Speakers include Natalie Sabanadze, a former ambassador and previous head of the Georgian Mission to the EU, who is now a Senior Research Fellow at Chatham House; David Vashadze, the executive director of the Georgian Film Institute, whose brother is the imprisoned political leader Giorgi Vashadze; and Lasha Bakradze, a literary scholar and former director of the Museum of Georgian Literature. Amnesty International will also present their campaign condemning the recent sentencing of actor and activist Andro Chichinadze, who was jailed for two years following his participation in peaceful protests.
The festival will also feature the classic Applause (1929), directed by renowned Hollywood director Rouben Mamoulian, who was born in Tbilisi in 1897. There will be a special projection of the 35mm print of this pre-code American drama and musical, notable for Mamoulian’s innovative sound and camera techniques.
The year’s edition also welcomes a new generation of Georgian filmmakers who have had international success, with a number of filmmakers presenting their own films and taking part in Q&A sessions.

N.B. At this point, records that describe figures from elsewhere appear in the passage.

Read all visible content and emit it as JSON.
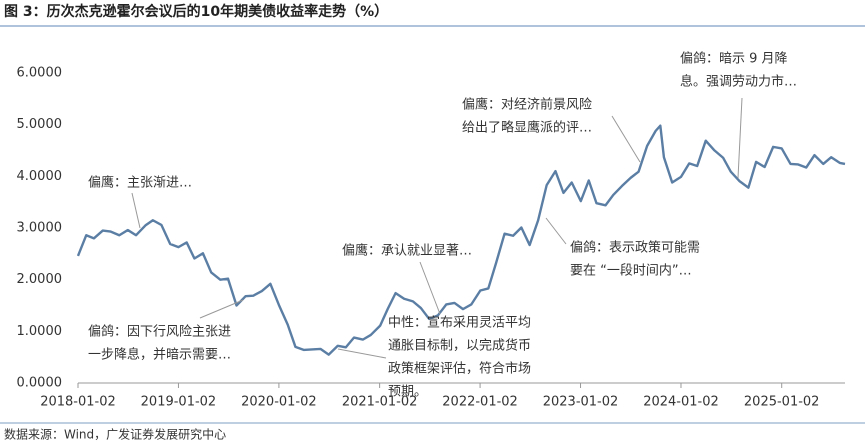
{
  "chart_data": {
    "type": "line",
    "title": "图 3：历次杰克逊霍尔会议后的10年期美债收益率走势（%）",
    "source": "数据来源：Wind，广发证券发展研究中心",
    "x": [
      "2018-01-02",
      "2018-02-01",
      "2018-03-01",
      "2018-04-02",
      "2018-05-01",
      "2018-06-01",
      "2018-07-02",
      "2018-08-01",
      "2018-09-04",
      "2018-10-01",
      "2018-11-01",
      "2018-12-03",
      "2019-01-02",
      "2019-02-01",
      "2019-03-01",
      "2019-04-01",
      "2019-05-01",
      "2019-06-03",
      "2019-07-01",
      "2019-08-01",
      "2019-09-03",
      "2019-10-01",
      "2019-11-01",
      "2019-12-02",
      "2020-01-02",
      "2020-02-03",
      "2020-03-02",
      "2020-04-01",
      "2020-05-01",
      "2020-06-01",
      "2020-07-01",
      "2020-08-03",
      "2020-09-01",
      "2020-10-01",
      "2020-11-02",
      "2020-12-01",
      "2021-01-04",
      "2021-02-01",
      "2021-03-01",
      "2021-04-01",
      "2021-05-03",
      "2021-06-01",
      "2021-07-01",
      "2021-08-02",
      "2021-09-01",
      "2021-10-01",
      "2021-11-01",
      "2021-12-01",
      "2022-01-03",
      "2022-02-01",
      "2022-03-01",
      "2022-04-01",
      "2022-05-02",
      "2022-06-01",
      "2022-07-01",
      "2022-08-01",
      "2022-09-01",
      "2022-10-03",
      "2022-11-01",
      "2022-12-01",
      "2023-01-03",
      "2023-02-01",
      "2023-03-01",
      "2023-04-03",
      "2023-05-01",
      "2023-06-01",
      "2023-07-03",
      "2023-08-01",
      "2023-09-01",
      "2023-10-02",
      "2023-10-19",
      "2023-11-01",
      "2023-12-01",
      "2024-01-02",
      "2024-02-01",
      "2024-03-01",
      "2024-04-01",
      "2024-05-01",
      "2024-06-03",
      "2024-07-01",
      "2024-08-01",
      "2024-09-03",
      "2024-10-01",
      "2024-11-01",
      "2024-12-02",
      "2025-01-02",
      "2025-02-03",
      "2025-03-03",
      "2025-04-01",
      "2025-05-01",
      "2025-06-02",
      "2025-07-01",
      "2025-08-01",
      "2025-08-20"
    ],
    "values": [
      2.46,
      2.86,
      2.8,
      2.95,
      2.93,
      2.86,
      2.96,
      2.86,
      3.05,
      3.15,
      3.06,
      2.69,
      2.63,
      2.72,
      2.41,
      2.51,
      2.14,
      2.0,
      2.02,
      1.5,
      1.68,
      1.69,
      1.78,
      1.92,
      1.51,
      1.13,
      0.7,
      0.64,
      0.65,
      0.66,
      0.55,
      0.72,
      0.69,
      0.88,
      0.84,
      0.93,
      1.11,
      1.44,
      1.74,
      1.63,
      1.58,
      1.45,
      1.24,
      1.31,
      1.52,
      1.55,
      1.43,
      1.52,
      1.79,
      1.83,
      2.32,
      2.89,
      2.85,
      3.01,
      2.67,
      3.15,
      3.83,
      4.1,
      3.68,
      3.88,
      3.52,
      3.92,
      3.48,
      3.44,
      3.64,
      3.81,
      3.97,
      4.09,
      4.59,
      4.88,
      4.98,
      4.37,
      3.88,
      3.99,
      4.25,
      4.2,
      4.69,
      4.51,
      4.36,
      4.09,
      3.91,
      3.78,
      4.28,
      4.18,
      4.57,
      4.54,
      4.24,
      4.23,
      4.17,
      4.41,
      4.24,
      4.37,
      4.26,
      4.24
    ],
    "color": "#5b7ea4",
    "xlim": [
      "2018-01-02",
      "2025-08-20"
    ],
    "xticks": [
      "2018-01-02",
      "2019-01-02",
      "2020-01-02",
      "2021-01-02",
      "2022-01-02",
      "2023-01-02",
      "2024-01-02",
      "2025-01-02"
    ],
    "ylim": [
      0,
      6
    ],
    "yticks": [
      {
        "value": 0,
        "label": "0.0000"
      },
      {
        "value": 1,
        "label": "1.0000"
      },
      {
        "value": 2,
        "label": "2.0000"
      },
      {
        "value": 3,
        "label": "3.0000"
      },
      {
        "value": 4,
        "label": "4.0000"
      },
      {
        "value": 5,
        "label": "5.0000"
      },
      {
        "value": 6,
        "label": "6.0000"
      }
    ],
    "annotations": [
      {
        "lines": [
          "偏鹰：主张渐进…"
        ]
      },
      {
        "lines": [
          "偏鸽：因下行风险主张进",
          "一步降息，并暗示需要…"
        ]
      },
      {
        "lines": [
          "中性：宣布采用灵活平均",
          "通胀目标制，以完成货币",
          "政策框架评估，符合市场",
          "预期。"
        ]
      },
      {
        "lines": [
          "偏鹰：承认就业显著…"
        ]
      },
      {
        "lines": [
          "偏鸽：表示政策可能需",
          "要在 “一段时间内”…"
        ]
      },
      {
        "lines": [
          "偏鹰：对经济前景风险",
          "给出了略显鹰派的评…"
        ]
      },
      {
        "lines": [
          "偏鸽：暗示 9 月降",
          "息。强调劳动力市…"
        ]
      }
    ]
  }
}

Tiku Kobiashvili’s 2025 Inner Blooming Springs (Shinagani Gazapkhulebis Kvaviloba), which was selected for this year’s Berlin International Film Festival, offers an intimate portrait of young Georgian friends facing the beginnings of the Tbilisi protests; Anna Gujabidze’s remarkable debut Temo Re (2025), won a prestigious Tiger Short Award and the KNF (Circle of Dutch Film Journalists) Award at this year’s Rotterdam Festival; Elena Mikaberidze’s touching debut feature documentary, Blueberry Dreams (2024) will also have its London Premiere; Tato Kotetishvili’s debut feature Holy Electricity (Tsminda Electroenergia, 2024), winner of the Golden Leopard Best Film at the Locarno Film Festival 2024, will also have its UK premiere.
In partnership with the Nato Vachnadze Foundation, the festival will also hear from ‘new directorial voices’ with a screening of 5 Short Films by Emerging Georgian Talents.
This year, Life Through Cinema, in collaboration with the Georgian Film Institute (GFI) will hold an intensive 5-day film workshop entitled Cinema of Displacement in a Home Called Sakartvelo. This hands-on workshop led by filmmaker and writer Nana Ekvtimishvili (In Bloom 2013, My Happy Family 2017) and actor Marika Khundadze (A Room Of My Own 2022), will look at home, displacement, and belonging, through the language of cinema. Participants will script, shoot, and edit a short 1-5-minute long film which will be screened in Ciné Lumière during the festival.
This will be the 4th consecutive year that the London Georgian Film Festival will be hosted by London’s leading arthouse cinema, Ciné Lumière.